そして何より早くいろいろな事を決着をつけて、晶は部下達を他の部署へ移動させてやりたいのだ。
気が利く花里は飯塚という欠員がいずれ出る秘書課へ、数字に強い此花は経理課に晶は推薦を出すつもりでいる。
2人が抜けた後の第1総務部はきっと最悪の労働環境となってしまうが、それでも晶は第1総務部とは名ばかりな部署に2人を縛り付けておきたくないのだ。
そして無断欠勤を続けていた娘を庇いきれなくなった、張・劉専務取締役はついに紅蝶・劉を切捨て、同類である劉が居なくなった事に焦る巽のブルームスへのアプローチは日に日にエスカレートしていった。
――本当に浅ましい限りね
働きたくはない、特別扱いはされたい、顔の良い男を隣に置いておきたい。
そんな意思を露骨に感じさせ、デスクに向かうブルームスにしなだれかかっている巽に、晶は思わずため息をついてしまう。
働きたくないと思う人間が居る事も、特別扱いされたいと思う感情も、顔の良い男を隣に置けるという自己顕示も、巽自身が成長しない限りベニヤ板の張りぼてにコンクリートを塗りたくっているのと同じ事だと晶には思えてしまう。
金だけはあるのだからそもそも働く必要もないだろう、と思うも晶はそれは流石に酷すぎるかと思い直す。
巽の願望だけがこの世の全てではないように、晶の価値観もこの世の全てではないのだから。
――なんにせよ、人員の補充が必要ね
いずれに3人は別の部署へ異動し、1人も在籍し続けるのは難しいため第1総務部の人員は晶だけになってしまう。

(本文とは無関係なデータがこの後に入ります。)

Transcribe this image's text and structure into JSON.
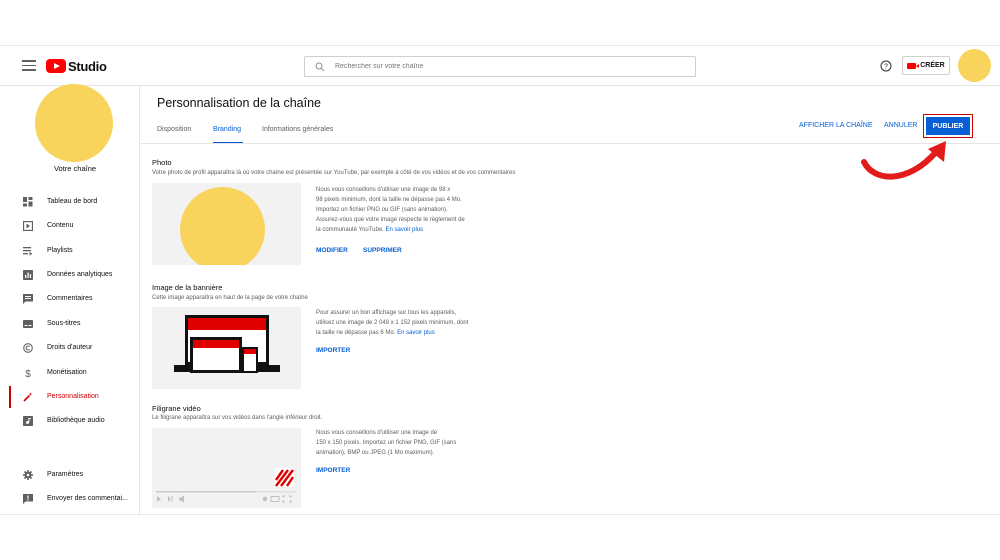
{
  "header": {
    "logo_text": "Studio",
    "search_placeholder": "Rechercher sur votre chaîne",
    "create_label": "CRÉER"
  },
  "sidebar": {
    "channel_label": "Votre chaîne",
    "items": [
      {
        "label": "Tableau de bord",
        "icon": "dashboard-icon"
      },
      {
        "label": "Contenu",
        "icon": "content-icon"
      },
      {
        "label": "Playlists",
        "icon": "playlists-icon"
      },
      {
        "label": "Données analytiques",
        "icon": "analytics-icon"
      },
      {
        "label": "Commentaires",
        "icon": "comments-icon"
      },
      {
        "label": "Sous-titres",
        "icon": "subtitles-icon"
      },
      {
        "label": "Droits d'auteur",
        "icon": "copyright-icon"
      },
      {
        "label": "Monétisation",
        "icon": "dollar-icon"
      },
      {
        "label": "Personnalisation",
        "icon": "magic-wand-icon",
        "active": true
      },
      {
        "label": "Bibliothèque audio",
        "icon": "audio-library-icon"
      }
    ],
    "bottom_items": [
      {
        "label": "Paramètres",
        "icon": "gear-icon"
      },
      {
        "label": "Envoyer des commentai...",
        "icon": "feedback-icon"
      }
    ]
  },
  "main": {
    "title": "Personnalisation de la chaîne",
    "tabs": [
      {
        "label": "Disposition"
      },
      {
        "label": "Branding",
        "active": true
      },
      {
        "label": "Informations générales"
      }
    ],
    "view_channel_label": "AFFICHER LA CHAÎNE",
    "cancel_label": "ANNULER",
    "publish_label": "PUBLIER",
    "photo": {
      "title": "Photo",
      "description": "Votre photo de profil apparaîtra là où votre chaîne est présentée sur YouTube, par exemple à côté de vos vidéos et de vos commentaires",
      "info_lines": [
        "Nous vous conseillons d'utiliser une image de 98 x",
        "98 pixels minimum, dont la taille ne dépasse pas 4 Mo.",
        "Importez un fichier PNG ou GIF (sans animation).",
        "Assurez-vous que votre image respecte le règlement de"
      ],
      "info_last_line": "la communauté YouTube.",
      "learn_more": "En savoir plus",
      "modify_label": "MODIFIER",
      "delete_label": "SUPPRIMER"
    },
    "banner": {
      "title": "Image de la bannière",
      "description": "Cette image apparaîtra en haut de la page de votre chaîne",
      "info_lines": [
        "Pour assurer un bon affichage sur tous les appareils,",
        "utilisez une image de 2 048 x 1 152 pixels minimum, dont"
      ],
      "info_last_line": "la taille ne dépasse pas 6 Mo.",
      "learn_more": "En savoir plus",
      "import_label": "IMPORTER"
    },
    "watermark": {
      "title": "Filigrane vidéo",
      "description": "Le filigrane apparaîtra sur vos vidéos dans l'angle inférieur droit.",
      "info_lines": [
        "Nous vous conseillons d'utiliser une image de",
        "150 x 150 pixels. Importez un fichier PNG, GIF (sans",
        "animation), BMP ou JPEG (1 Mo maximum)."
      ],
      "import_label": "IMPORTER"
    }
  },
  "colors": {
    "accent_blue": "#065fd4",
    "brand_red": "#ff0000",
    "active_red": "#cc0000",
    "avatar_yellow": "#f9d45c"
  }
}
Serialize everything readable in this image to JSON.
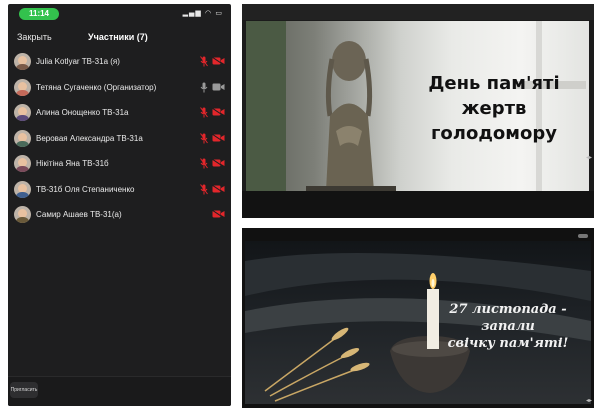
{
  "phone": {
    "status_time": "11:14",
    "close_label": "Закрыть",
    "title": "Участники (7)",
    "invite_label": "Пригласить",
    "participants": [
      {
        "name": "Julia Kotlyar ТВ-31а (я)",
        "mic": "muted",
        "video": "off"
      },
      {
        "name": "Тетяна Сугаченко (Организатор)",
        "mic": "on",
        "video": "on"
      },
      {
        "name": "Алина Онощенко ТВ-31а",
        "mic": "muted",
        "video": "off"
      },
      {
        "name": "Веровая Александра ТВ-31а",
        "mic": "muted",
        "video": "off"
      },
      {
        "name": "Нікітіна Яна ТВ-31б",
        "mic": "muted",
        "video": "off"
      },
      {
        "name": "ТВ-31б Оля Степаниченко",
        "mic": "muted",
        "video": "off"
      },
      {
        "name": "Самир Ашаев ТВ-31(а)",
        "mic": "none",
        "video": "off"
      }
    ]
  },
  "slides": {
    "slide1": {
      "title_line1": "День пам'яті",
      "title_line2": "жертв",
      "title_line3": "голодомору"
    },
    "slide2": {
      "title_line1": "27 листопада -",
      "title_line2": "запали",
      "title_line3": "свічку пам'яті!"
    }
  },
  "colors": {
    "accent_green": "#33c24d",
    "muted_red": "#e3262b",
    "phone_bg": "#1e1e1f"
  }
}
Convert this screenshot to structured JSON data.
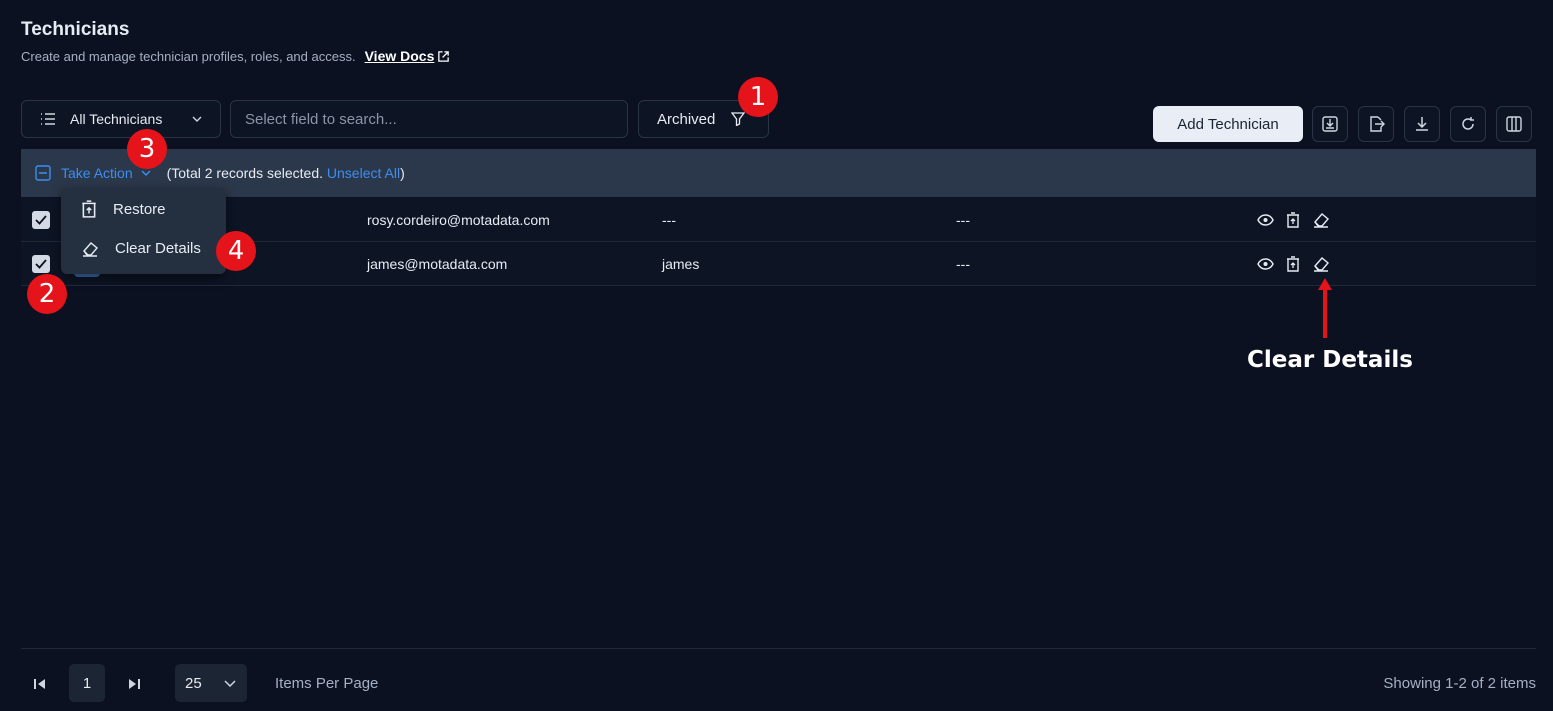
{
  "header": {
    "title": "Technicians",
    "subtitle": "Create and manage technician profiles, roles, and access.",
    "docs_link": "View Docs"
  },
  "toolbar": {
    "view_label": "All Technicians",
    "search_placeholder": "Select field to search...",
    "archived_label": "Archived",
    "add_button": "Add Technician"
  },
  "action_bar": {
    "take_action": "Take Action",
    "selection_prefix": "(Total 2 records selected. ",
    "unselect_all": "Unselect All",
    "selection_suffix": ")"
  },
  "menu": {
    "items": [
      {
        "label": "Restore",
        "icon": "restore-icon"
      },
      {
        "label": "Clear Details",
        "icon": "eraser-icon"
      }
    ]
  },
  "rows": [
    {
      "email": "rosy.cordeiro@motadata.com",
      "col3": "---",
      "col4": "---"
    },
    {
      "email": "james@motadata.com",
      "col3": "james",
      "col4": "---"
    }
  ],
  "annotations": {
    "badges": [
      "1",
      "2",
      "3",
      "4"
    ],
    "label": "Clear Details",
    "color": "#e5141a"
  },
  "footer": {
    "page": "1",
    "per_page": "25",
    "items_per_page_label": "Items Per Page",
    "showing": "Showing 1-2 of 2 items"
  }
}
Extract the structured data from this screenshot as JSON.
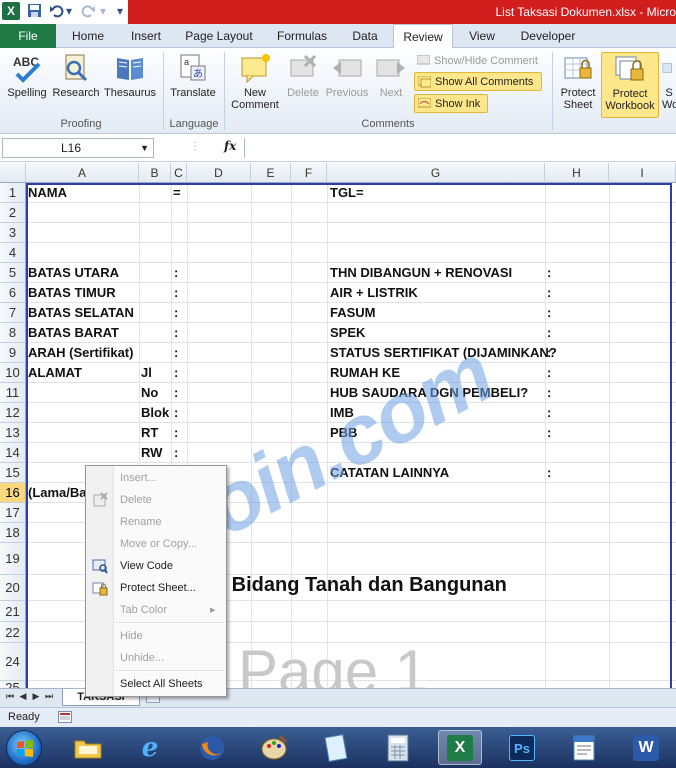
{
  "window": {
    "title": "List Taksasi Dokumen.xlsx - Micro"
  },
  "qat": {
    "excel_icon": "X",
    "save_icon": "save-icon",
    "undo_icon": "undo-icon",
    "redo_icon": "redo-icon"
  },
  "tabs": {
    "file": "File",
    "items": [
      "Home",
      "Insert",
      "Page Layout",
      "Formulas",
      "Data",
      "Review",
      "View",
      "Developer"
    ],
    "active": "Review"
  },
  "ribbon": {
    "proofing": {
      "label": "Proofing",
      "spelling": "Spelling",
      "research": "Research",
      "thesaurus": "Thesaurus"
    },
    "language": {
      "label": "Language",
      "translate": "Translate"
    },
    "comments": {
      "label": "Comments",
      "new_comment_l1": "New",
      "new_comment_l2": "Comment",
      "delete": "Delete",
      "previous": "Previous",
      "next": "Next",
      "show_hide": "Show/Hide Comment",
      "show_all": "Show All Comments",
      "show_ink": "Show Ink"
    },
    "changes": {
      "protect_sheet_l1": "Protect",
      "protect_sheet_l2": "Sheet",
      "protect_workbook_l1": "Protect",
      "protect_workbook_l2": "Workbook",
      "share_l1": "S",
      "share_l2": "Wo"
    }
  },
  "formula_bar": {
    "name_box": "L16",
    "fx": "fx",
    "formula": ""
  },
  "columns": [
    "A",
    "B",
    "C",
    "D",
    "E",
    "F",
    "G",
    "H",
    "I"
  ],
  "rows": [
    "1",
    "2",
    "3",
    "4",
    "5",
    "6",
    "7",
    "8",
    "9",
    "10",
    "11",
    "12",
    "13",
    "14",
    "15",
    "16",
    "17",
    "18",
    "19",
    "20",
    "21",
    "22",
    "24",
    "25"
  ],
  "selected_row": "16",
  "cells": {
    "a1": "NAMA",
    "c1": "=",
    "g1": "TGL=",
    "a5": "BATAS UTARA",
    "c5": ":",
    "g5": "THN DIBANGUN + RENOVASI",
    "h5": ":",
    "a6": "BATAS TIMUR",
    "c6": ":",
    "g6": "AIR + LISTRIK",
    "h6": ":",
    "a7": "BATAS SELATAN",
    "c7": ":",
    "g7": "FASUM",
    "h7": ":",
    "a8": "BATAS BARAT",
    "c8": ":",
    "g8": "SPEK",
    "h8": ":",
    "a9": "ARAH (Sertifikat)",
    "c9": ":",
    "g9": "STATUS SERTIFIKAT (DIJAMINKAN?",
    "h9": ":",
    "a10": "ALAMAT",
    "b10": "Jl",
    "c10": ":",
    "g10": "RUMAH KE",
    "h10": ":",
    "b11": "No",
    "c11": ":",
    "g11": "HUB SAUDARA DGN PEMBELI?",
    "h11": ":",
    "b12": "Blok",
    "c12": ":",
    "g12": "IMB",
    "h12": ":",
    "b13": "RT",
    "c13": ":",
    "g13": "PBB",
    "h13": ":",
    "b14": "RW",
    "c14": ":",
    "g15": "CATATAN LAINNYA",
    "h15": ":",
    "a16": "(Lama/Ba"
  },
  "sheet_title_partial": "s Bidang Tanah dan Bangunan",
  "page_watermark": "Page 1",
  "site_watermark": "ITPoin.com",
  "sheet_tab": "TAKSASI",
  "status": "Ready",
  "context_menu": {
    "items": [
      {
        "label": "Insert...",
        "enabled": false
      },
      {
        "label": "Delete",
        "enabled": false
      },
      {
        "label": "Rename",
        "enabled": false
      },
      {
        "label": "Move or Copy...",
        "enabled": false
      },
      {
        "label": "View Code",
        "enabled": true
      },
      {
        "label": "Protect Sheet...",
        "enabled": true
      },
      {
        "label": "Tab Color",
        "enabled": false
      },
      {
        "label": "Hide",
        "enabled": false
      },
      {
        "label": "Unhide...",
        "enabled": false
      },
      {
        "label": "Select All Sheets",
        "enabled": true
      }
    ],
    "submenu_arrow": "▸"
  },
  "taskbar": {
    "apps": [
      "windows-explorer",
      "internet-explorer",
      "firefox",
      "paint",
      "notepad",
      "calculator",
      "excel",
      "photoshop",
      "wordpad",
      "word"
    ],
    "active": "excel",
    "labels": {
      "photoshop": "Ps",
      "excel": "X",
      "word": "W",
      "ie": "e"
    }
  }
}
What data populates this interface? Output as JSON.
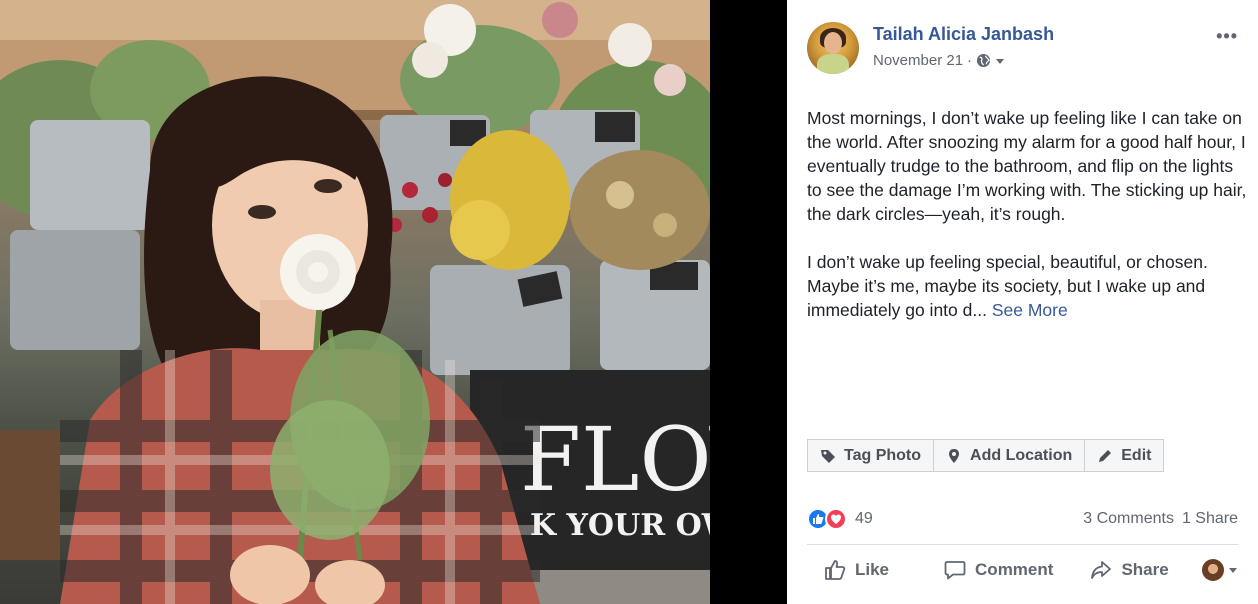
{
  "post": {
    "author": "Tailah Alicia Janbash",
    "date": "November 21",
    "separator": "·",
    "paragraph1": "Most mornings, I don’t wake up feeling like I can take on the world. After snoozing my alarm for a good half hour, I eventually trudge to the bathroom, and flip on the lights to see the damage I’m working with. The sticking up hair, the dark circles—yeah, it’s rough.",
    "paragraph2": "I don’t wake up feeling special, beautiful, or chosen. Maybe it’s me, maybe its society, but I wake up and immediately go into d...",
    "see_more": "See More",
    "more_options": "•••"
  },
  "photo_actions": {
    "tag_photo": "Tag Photo",
    "add_location": "Add Location",
    "edit": "Edit"
  },
  "reactions": {
    "count": "49",
    "comments": "3 Comments",
    "shares": "1 Share"
  },
  "bottom_bar": {
    "like": "Like",
    "comment": "Comment",
    "share": "Share"
  },
  "photo": {
    "sign_text_1": "FLOV",
    "sign_text_2": "K YOUR OWI"
  },
  "colors": {
    "link_blue": "#365899",
    "like_blue": "#1877f2",
    "love_red": "#f33e58"
  },
  "icons": [
    "globe-icon",
    "caret-down-icon",
    "tag-icon",
    "location-pin-icon",
    "pencil-icon",
    "like-thumb-icon",
    "heart-icon",
    "comment-icon",
    "share-arrow-icon"
  ]
}
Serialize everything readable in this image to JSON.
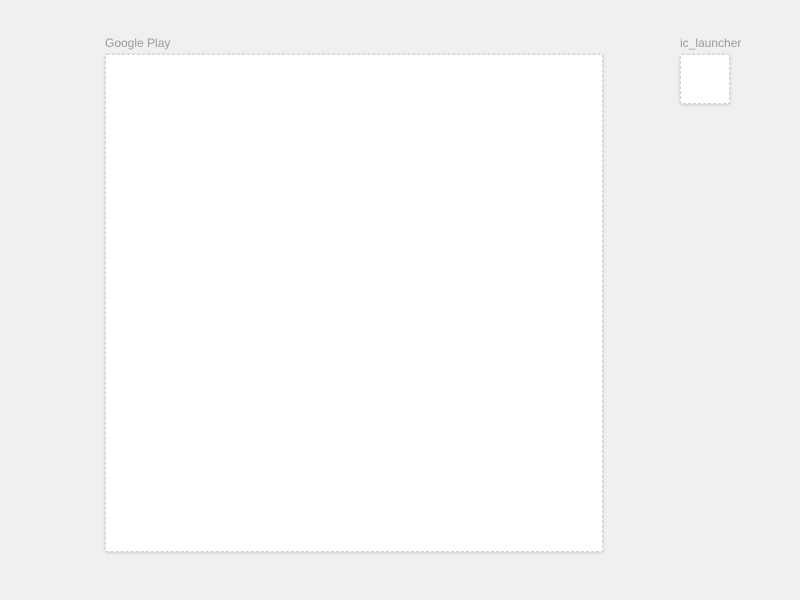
{
  "assets": {
    "feature": {
      "label": "Google Play"
    },
    "icon": {
      "label": "ic_launcher"
    }
  }
}
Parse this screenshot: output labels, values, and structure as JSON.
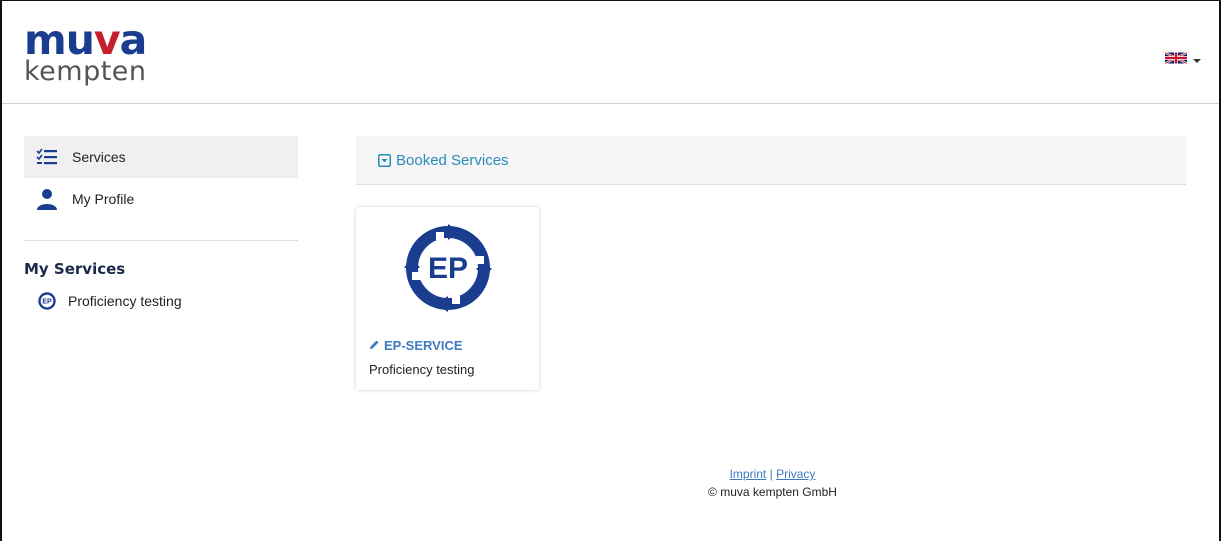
{
  "brand": {
    "line1_a": "mu",
    "line1_b": "v",
    "line1_c": "a",
    "line2": "kempten"
  },
  "header": {
    "language": "English",
    "flag_icon": "uk-flag-icon"
  },
  "sidebar": {
    "nav": [
      {
        "label": "Services",
        "icon": "checklist-icon"
      },
      {
        "label": "My Profile",
        "icon": "user-icon"
      }
    ],
    "section_title": "My Services",
    "services": [
      {
        "label": "Proficiency testing",
        "icon": "ep-logo-icon"
      }
    ]
  },
  "main": {
    "panel_title": "Booked Services",
    "cards": [
      {
        "code": "EP-SERVICE",
        "description": "Proficiency testing",
        "logo_text": "EP"
      }
    ]
  },
  "footer": {
    "imprint": "Imprint",
    "separator": "|",
    "privacy": "Privacy",
    "copyright": "© muva kempten GmbH"
  },
  "colors": {
    "brand_blue": "#1b3d8f",
    "brand_red": "#c51f2c",
    "link": "#3f7bbf",
    "panel_title": "#2a8ab8"
  }
}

その事態を避けなければならないと晶は人員の補充を人事部へ要請を考えるも、巽のような存在や産業スパイの誘いに乗らない存在でなければならないという第1位条件を思い出し再度深いため息をついてしまう。
他の部署に人員の派遣を申し入れて第1総務部を無理矢理維持するか、新しい人員が入るまで巽と2人で第1総務部を運営していくか。
そのどちらを選んでも他の部署へ面倒を掛けてしまうことは避けられないだろう。
――第1総務部が必要な状況になるまで他の部署で働かせてもらう、なんてのは何かの際に第1総務部がそういう場だって言っているようなものだし
もはや打つ手などない。改めて気付かされたその事実に晶が頭を抱えてしまったその時、終業を告げるチャイムが社内に響き渡った。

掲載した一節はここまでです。